While taking the dogs for their "long" walk Sunday afternoon, we stopped at the Robin Hood Tree so that three of the kids could practice their climbing. The Robin Hood Tree is a HUGE sycamore with great spreading branches perfectly spaced for climbing halfway to heaven. While Steve and I rested in the sunshine, I noticed unopened buds at the ends of the sycamore twigs. Buds! I mentioned The Greening in an earlier blog - but there are other signs that "Aslan is on the move" and winter is finally melting into spring. At our house, I've noticed....

Egg production is up in the henhouse. Ben's hens are laying over twice as many eggs as they were laying just a month ago. Egg salad sandwiches for lunch today - yum!

Everything with fur is shedding. The dogs are shedding all over the house - yuck. Martha says when she brushes Little John, she has to pause often to clean wads of winter hair out of the bristles.

Green things are poking out of the ground! I've found little green bumps at the base of last summer's dead hydrangea stems, and the irises and daylilies are pushing shoots up toward the sun.

The neighbor's bull was in our field again this morning. Have you ever heard an amorous bull, stalking the neighboring bull's herd? It sounds something like the low, rolling, prolonged thunder of a lion roaring out on the savanna. Scary, really, if you didn't know what it was. That's what I woke up to this morning. In the Bible, the phrase "it was the time of year when men went to war" is used to refer to spring. On the farm, we could say, "It was the time of year when bulls jump/knock down fences."

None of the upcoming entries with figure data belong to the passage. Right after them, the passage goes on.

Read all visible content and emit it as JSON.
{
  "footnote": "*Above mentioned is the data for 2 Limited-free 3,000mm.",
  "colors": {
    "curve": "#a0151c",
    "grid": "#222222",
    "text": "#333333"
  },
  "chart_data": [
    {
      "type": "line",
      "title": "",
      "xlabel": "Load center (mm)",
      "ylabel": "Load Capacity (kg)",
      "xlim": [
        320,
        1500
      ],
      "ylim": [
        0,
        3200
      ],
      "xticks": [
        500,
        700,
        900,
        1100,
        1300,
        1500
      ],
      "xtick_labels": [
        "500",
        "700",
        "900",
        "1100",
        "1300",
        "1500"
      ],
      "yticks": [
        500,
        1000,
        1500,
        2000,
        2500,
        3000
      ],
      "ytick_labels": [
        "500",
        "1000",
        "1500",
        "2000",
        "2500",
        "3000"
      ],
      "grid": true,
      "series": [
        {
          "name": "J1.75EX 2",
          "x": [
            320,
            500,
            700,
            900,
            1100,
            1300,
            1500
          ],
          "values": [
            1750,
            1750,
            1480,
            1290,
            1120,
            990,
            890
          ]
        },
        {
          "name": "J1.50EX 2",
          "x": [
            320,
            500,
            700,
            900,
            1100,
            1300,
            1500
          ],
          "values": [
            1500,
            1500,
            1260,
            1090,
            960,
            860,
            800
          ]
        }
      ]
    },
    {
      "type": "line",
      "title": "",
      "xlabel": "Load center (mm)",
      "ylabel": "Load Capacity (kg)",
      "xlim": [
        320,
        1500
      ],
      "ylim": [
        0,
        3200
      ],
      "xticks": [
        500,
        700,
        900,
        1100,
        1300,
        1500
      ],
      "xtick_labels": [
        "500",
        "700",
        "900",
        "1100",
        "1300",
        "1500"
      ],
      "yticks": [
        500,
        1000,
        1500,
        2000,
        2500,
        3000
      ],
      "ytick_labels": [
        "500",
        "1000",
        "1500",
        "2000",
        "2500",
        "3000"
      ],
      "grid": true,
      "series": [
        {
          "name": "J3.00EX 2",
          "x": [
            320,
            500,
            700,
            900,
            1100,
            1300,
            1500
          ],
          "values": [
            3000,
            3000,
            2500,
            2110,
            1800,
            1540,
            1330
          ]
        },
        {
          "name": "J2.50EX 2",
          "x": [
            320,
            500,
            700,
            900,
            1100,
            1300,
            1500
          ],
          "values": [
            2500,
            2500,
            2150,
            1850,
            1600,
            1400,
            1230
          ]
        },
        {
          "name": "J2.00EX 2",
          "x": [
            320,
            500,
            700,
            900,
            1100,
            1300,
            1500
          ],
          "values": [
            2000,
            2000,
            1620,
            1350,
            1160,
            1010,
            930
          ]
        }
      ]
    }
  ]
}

We are counting down lessons in our school work, racing to the back cover of the book. My fifth-grader has taped a poster to the wall showing the number of math lessons left in her book, and every day she marks a square off. This is more fun than watching the ball drop on New Year's Eve!

The countdown to turkey season has also started - poor Nate, I don't think he's shot anything in over a month. Ben is working on a paper mache turkey decoy, which now occupies one corner of the living room, and various other turkey gear is beginning to appear around the house.

I'm hearing more and more talk about possible summer jobs - funny how teenagers seem to be so interested in making money.

I have a growing urge to go outside and dig in the dirt.

Flip flops in Wal-Mart!

What about you? Any signs of spring in your neck of the woods?